In this regard, when the dosage regime represents only a selection within the teachings already disclosed in the prior art, the requirements of selection patents must be met in order to comply with the novelty requirement. Similarly, the dosage regimen must provide a specific technical effect when compared with the prior art in order to meet the inventiveness requirement.
In the case at hand, the appeal court found that Merck's patent failed to meet the inventiveness requirement because the dosage regimen of between approximately 0.05mg and 1mg as claimed in the patent provided no specific technical effect. The effectiveness of low dosages of finasteride in the oral treatment of androgenic alopecia had already been disclosed, and the two prior art papers asserted by Merck as 'teaching away' evidences could not be considered as such.
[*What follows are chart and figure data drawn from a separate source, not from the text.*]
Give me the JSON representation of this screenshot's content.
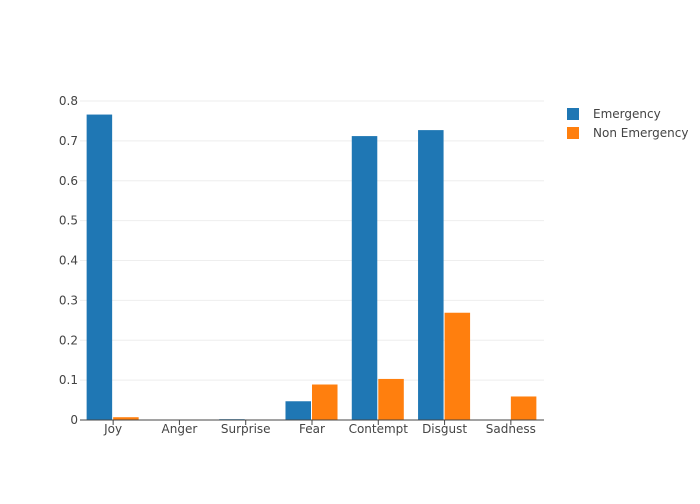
{
  "chart_data": {
    "type": "bar",
    "title": "",
    "xlabel": "",
    "ylabel": "",
    "categories": [
      "Joy",
      "Anger",
      "Surprise",
      "Fear",
      "Contempt",
      "Disgust",
      "Sadness"
    ],
    "ylim": [
      0,
      0.8
    ],
    "yticks": [
      0,
      0.1,
      0.2,
      0.3,
      0.4,
      0.5,
      0.6,
      0.7,
      0.8
    ],
    "ytick_labels": [
      "0",
      "0.1",
      "0.2",
      "0.3",
      "0.4",
      "0.5",
      "0.6",
      "0.7",
      "0.8"
    ],
    "grid": true,
    "legend_position": "top-right",
    "series": [
      {
        "name": "Emergency",
        "color": "#1f77b4",
        "values": [
          0.766,
          0.0,
          0.002,
          0.047,
          0.712,
          0.727,
          0.0
        ]
      },
      {
        "name": "Non Emergency",
        "color": "#ff7f0e",
        "values": [
          0.007,
          0.0,
          0.001,
          0.089,
          0.103,
          0.269,
          0.059
        ]
      }
    ]
  }
}
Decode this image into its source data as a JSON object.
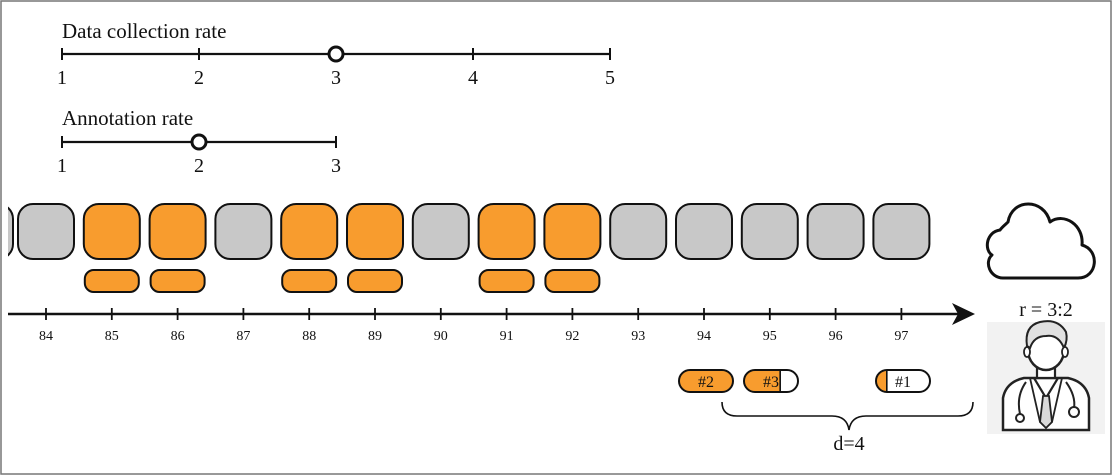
{
  "data_collection": {
    "title": "Data collection rate",
    "ticks": [
      "1",
      "2",
      "3",
      "4",
      "5"
    ],
    "selected_index": 2
  },
  "annotation": {
    "title": "Annotation rate",
    "ticks": [
      "1",
      "2",
      "3"
    ],
    "selected_index": 1
  },
  "timeline": {
    "labels": [
      "84",
      "85",
      "86",
      "87",
      "88",
      "89",
      "90",
      "91",
      "92",
      "93",
      "94",
      "95",
      "96",
      "97"
    ],
    "frames": [
      "gray",
      "orange",
      "orange",
      "gray",
      "orange",
      "orange",
      "gray",
      "orange",
      "orange",
      "gray",
      "gray",
      "gray",
      "gray",
      "gray"
    ],
    "annotated": [
      false,
      true,
      true,
      false,
      true,
      true,
      false,
      true,
      true,
      false,
      false,
      false,
      false,
      false
    ]
  },
  "queue": [
    {
      "label": "#2",
      "fill": 1.0
    },
    {
      "label": "#3",
      "fill": 0.67
    },
    {
      "label": "#1",
      "fill": 0.2
    }
  ],
  "ratio_label": "r = 3:2",
  "delay_label": "d=4",
  "colors": {
    "orange": "#F89C2E",
    "gray": "#C8C8C8",
    "outline": "#111111"
  },
  "icons": {
    "cloud": "cloud-icon",
    "annotator": "doctor-icon"
  }
}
Those papers raised doubts about the way in which finasteride worked, but did not exclude its efficacy in the treatment of androgenic alopecia. The need to conduct further tests in order to find the specific lowest possible dosage that maintains the efficacy of the product was only part of the general good practice in the field.
The Madrid Court of Appeal has confirmed the relevance of decisions already issued by the European Patent Office with regard to dosage patents, despite the fact that they are not binding. This judgment confirms the patentability of dosage regimes provided that they always comply with the novelty and inventiveness requirements, which must be strictly assessed in order to avoid evergreening practices.